A 10 year old Xeon is all you need

Performance of Gemma 4 on Old Xeons

  • Reported generation speed around 12 tokens/s under load, with author estimating ~20+ tokens/s on an unloaded system; prompt in example was very short, so benchmarks not fully representative.
  • Some commenters argue this is “reading-speed adequate” and usable for background or casual tasks; others say it’s far too slow for serious workloads, especially large prompts or bulk processing.
  • Comparisons: GPUs can reach hundreds to thousands of tokens/s; even older GPUs (e.g., MI50, 1070, 2060, 1080 Ti) are reported to massively outperform CPUs for similar models when VRAM allows.
  • Several note that prefill/prompt-processing speed and time-to-first-token are missing and crucial for judging usability.

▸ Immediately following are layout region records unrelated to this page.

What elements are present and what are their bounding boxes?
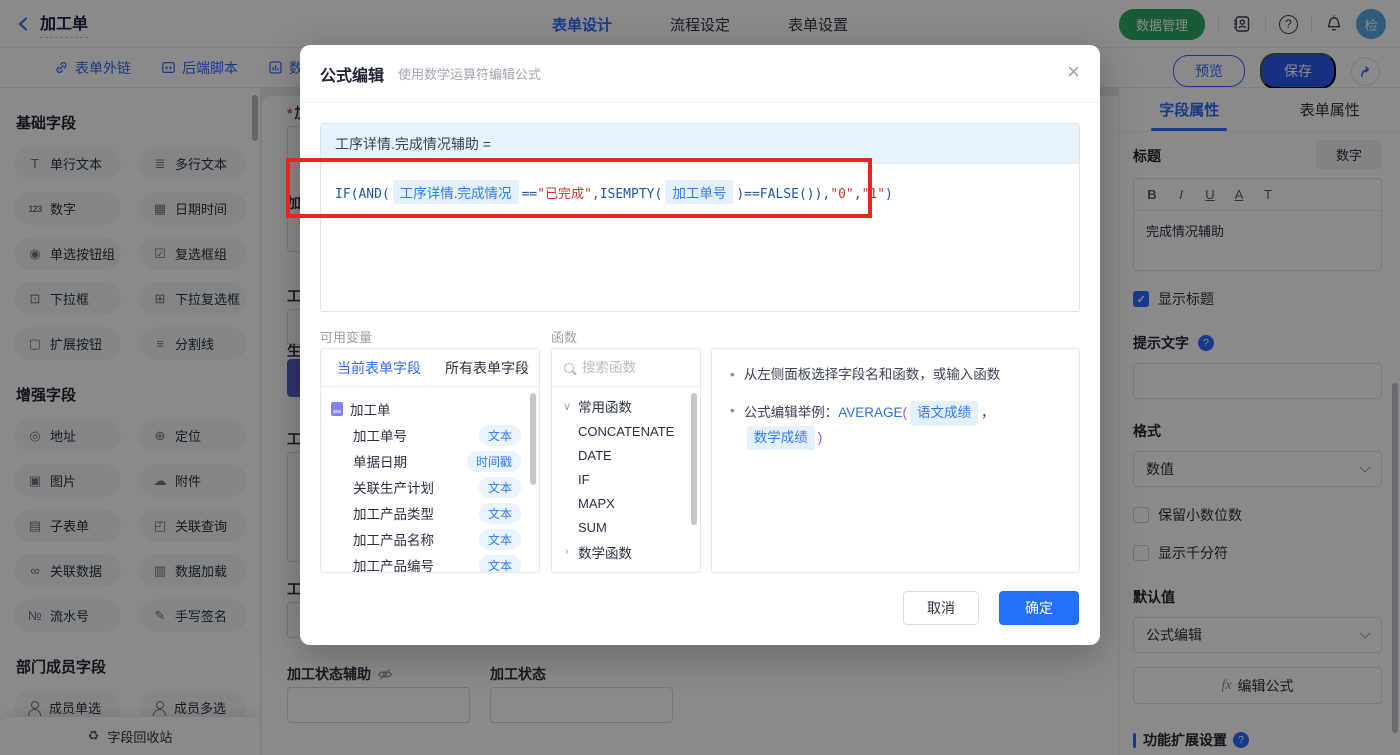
variable-name: 加工产品名称: [353, 533, 434, 548]
formula-string: "1": [861, 187, 886, 202]
field-chip: 加工单号: [665, 180, 734, 204]
function-group-math[interactable]: › 数学函数: [552, 539, 700, 565]
function-item[interactable]: IF: [552, 467, 700, 491]
help-text: 从左侧面板选择字段名和函数，或输入函数: [743, 367, 1001, 382]
comma: ，: [981, 405, 995, 421]
type-badge: 文本: [478, 424, 521, 446]
formula-string: "0": [830, 187, 854, 202]
functions-panel: ∨ 常用函数 CONCATENATE DATE IF MAPX SUM › 数学…: [551, 348, 701, 573]
formula-editor-modal: 公式编辑 使用数学运算符编辑公式 × 工序详情.完成情况辅助 = IF(AND(…: [300, 45, 1100, 645]
variables-panel: 当前表单字段 所有表单字段 加工单 加工单号 文本 单据日期 时间戳 关联生产计划文…: [320, 348, 540, 573]
function-group-text[interactable]: › 文本函数: [552, 565, 700, 573]
formula-token: ,: [853, 187, 862, 202]
example-fn: AVERAGE: [838, 405, 903, 421]
tree-root-label: 加工单: [350, 402, 391, 418]
modal-subtitle: 使用数学运算符编辑公式: [398, 67, 542, 82]
field-chip: 数学成绩: [746, 425, 815, 450]
variables-label: 可用变量: [320, 330, 373, 345]
example-label: 公式编辑举例：: [743, 405, 839, 421]
variables-scrollbar[interactable]: [530, 393, 536, 485]
formula-token: IF(AND(: [335, 187, 390, 202]
variable-row[interactable]: 加工产品名称 文本: [331, 526, 529, 552]
variable-name: 加工单号: [353, 429, 407, 444]
bullet-dot: •: [730, 403, 735, 419]
help-panel: • 从左侧面板选择字段名和函数，或输入函数 • 公式编辑举例：AVERAGE(语…: [711, 348, 1080, 573]
variable-row[interactable]: 加工产品类型 文本: [331, 500, 529, 526]
bullet-dot: •: [730, 367, 735, 382]
formula-string: "已完成": [537, 187, 592, 202]
variable-row[interactable]: 单据日期 时间戳: [331, 448, 529, 474]
variables-tabs: 当前表单字段 所有表单字段: [321, 349, 539, 387]
chevron-right-icon: ›: [562, 572, 572, 573]
cancel-button[interactable]: 取消: [903, 591, 979, 625]
variable-row[interactable]: 加工产品编号 文本: [331, 552, 529, 573]
tab-current-form-fields[interactable]: 当前表单字段: [337, 358, 421, 378]
functions-scrollbar[interactable]: [691, 393, 697, 525]
variable-name: 加工产品类型: [353, 507, 434, 522]
paren: (: [902, 405, 908, 421]
field-chip: 语文成绩: [910, 401, 979, 426]
function-group-common[interactable]: ∨ 常用函数: [552, 393, 700, 419]
group-label: 文本函数: [578, 568, 632, 572]
formula-box: 工序详情.完成情况辅助 = IF(AND(工序详情.完成情况 =="已完成",IS…: [320, 123, 1080, 312]
formula-editor-area[interactable]: IF(AND(工序详情.完成情况 =="已完成",ISEMPTY(加工单号)==F…: [321, 164, 1079, 220]
formula-token: ): [885, 187, 893, 202]
formula-token: )==FALSE()),: [736, 187, 831, 202]
variable-row[interactable]: 关联生产计划 文本: [331, 474, 529, 500]
type-badge: 文本: [478, 476, 521, 498]
functions-label: 函数: [551, 330, 578, 345]
form-doc-icon: [331, 401, 343, 416]
field-chip: 工序详情.完成情况: [392, 180, 519, 204]
type-badge: 文本: [478, 554, 521, 572]
function-search: [552, 349, 700, 387]
variable-row[interactable]: 加工单号 文本: [331, 422, 529, 448]
confirm-button[interactable]: 确定: [999, 591, 1079, 625]
help-bullet-1: • 从左侧面板选择字段名和函数，或输入函数: [730, 365, 1061, 385]
function-item[interactable]: SUM: [552, 515, 700, 539]
tab-all-form-fields[interactable]: 所有表单字段: [445, 358, 529, 378]
app: 加工单 表单设计 流程设定 表单设置 数据管理 ? 检 表单外链 后端脚本 预览…: [0, 0, 1400, 755]
type-badge: 时间戳: [466, 450, 521, 472]
help-bullet-2: • 公式编辑举例：AVERAGE(语文成绩 ， 数学成绩): [730, 401, 1061, 450]
search-icon: [564, 362, 574, 373]
function-item[interactable]: MAPX: [552, 491, 700, 515]
help-example: 公式编辑举例：AVERAGE(语文成绩 ， 数学成绩): [744, 401, 1061, 450]
close-icon[interactable]: ×: [1067, 61, 1080, 83]
variable-name: 关联生产计划: [353, 481, 434, 496]
variable-name: 加工产品编号: [353, 559, 434, 573]
chevron-down-icon: ∨: [562, 400, 572, 413]
chevron-right-icon: ›: [565, 546, 569, 558]
tree-root-form[interactable]: 加工单: [331, 395, 529, 422]
variables-tree: 加工单 加工单号 文本 单据日期 时间戳 关联生产计划 文本 加工产品类型 文本 加工产…: [321, 387, 539, 573]
type-badge: 文本: [478, 528, 521, 550]
function-item[interactable]: DATE: [552, 443, 700, 467]
modal-title: 公式编辑: [320, 67, 385, 85]
formula-token: ==: [521, 187, 538, 202]
function-item[interactable]: CONCATENATE: [552, 419, 700, 443]
search-input[interactable]: [582, 360, 682, 375]
formula-target: 工序详情.完成情况辅助 =: [321, 124, 1079, 164]
group-label: 常用函数: [578, 400, 632, 415]
paren: ): [817, 429, 823, 445]
type-badge: 文本: [478, 502, 521, 524]
formula-token: ,ISEMPTY(: [591, 187, 663, 202]
variable-name: 单据日期: [353, 455, 407, 470]
modal-header: 公式编辑 使用数学运算符编辑公式 ×: [300, 45, 1100, 103]
group-label: 数学函数: [578, 546, 632, 561]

Hardware Details and DDR3/DDR4 Confusion

  • Multiple commenters point out that the specific Xeon model cited officially supports DDR4 only; DDR3 mention is likely an error or refers to unusual boards/CPUs that support both.
  • Some link Intel ARK pages and mention rare OEM or AliExpress boards that run v3/v4 Xeons with DDR3, but not the exact CPU in the article.
  • Others share success running LLMs on a variety of old Xeons (E5 v1–v4, Westmere, Sandy/Ivy E3s) and mixed DDR3/DDR4 setups, often with large RAM capacities (128–768 GB).

Energy Use, Cost, and Practicality

  • Debate over whether reusing old servers is eco‑ and cost‑efficient:
    • Critics: old Xeons can idle at 150–250W+, noisy in 1U/2U cases, and may cost more in electricity than a hosted LLM subscription.
    • Defenders: some chips in workstation cases draw closer to 80–90W under CPU-heavy load, are quiet, and embodied energy of buying new hardware is nontrivial.
  • Several note that performance-per-watt is much better on modern consumer CPUs/GPUs, but old gear is cheap or already sunk cost.

Use Cases for Slow Local Models

  • Suggested good fits: offline or privacy‑sensitive workloads (medical/legal, internal business tools), overnight document/log analysis, PDF extraction, background agents.
  • Too slow for: real-time coding assistance, autocomplete, large-context interactive chat, or heavy image/vision tasks.
  • Some are experimenting with hybrid setups: small local models for most tasks, occasional calls to cloud frontier models when stuck.

Speculative Decoding, MoE, and Optimizations

  • Discussion of speculative decoding/MTP:
    • Clarifications that draft tokens are still verified by the main model; low acceptance thresholds affect speed, not correctness.
    • For MoE models, flags like --cpu-moe, memory layout, and expert routing aim to reduce cache and memory bandwidth pressure.
  • Several suggest using llama.cpp’s llama-bench or the fork’s llama-sweep-bench to report prefill and decode speeds consistently.

Local vs Cloud AI and Market Trajectory

  • Many see rapidly improving local models as eroding the moat of centralized AI providers; expect “good enough” open models to run on consumer or homelab hardware.
  • Counterpoints:
    • Training and serving frontier models remain capital‑ and energy‑intensive.
    • Cloud still wins on sheer throughput and convenience for most users.
    • Some expect advertising-driven business models and “enshittification” in cloud LLMs, increasing incentives for local use.
  • Several predict a future with dedicated local AI boxes (akin to a NAS or home router) shared by a household or small business.

Other Observations

  • Multiple complaints about the blog’s layout, color scheme, and nonstandard scrolling.
  • Many anecdotes about cheap, powerful used workstations/servers and a revived interest in repurposing them for AI and homelab work.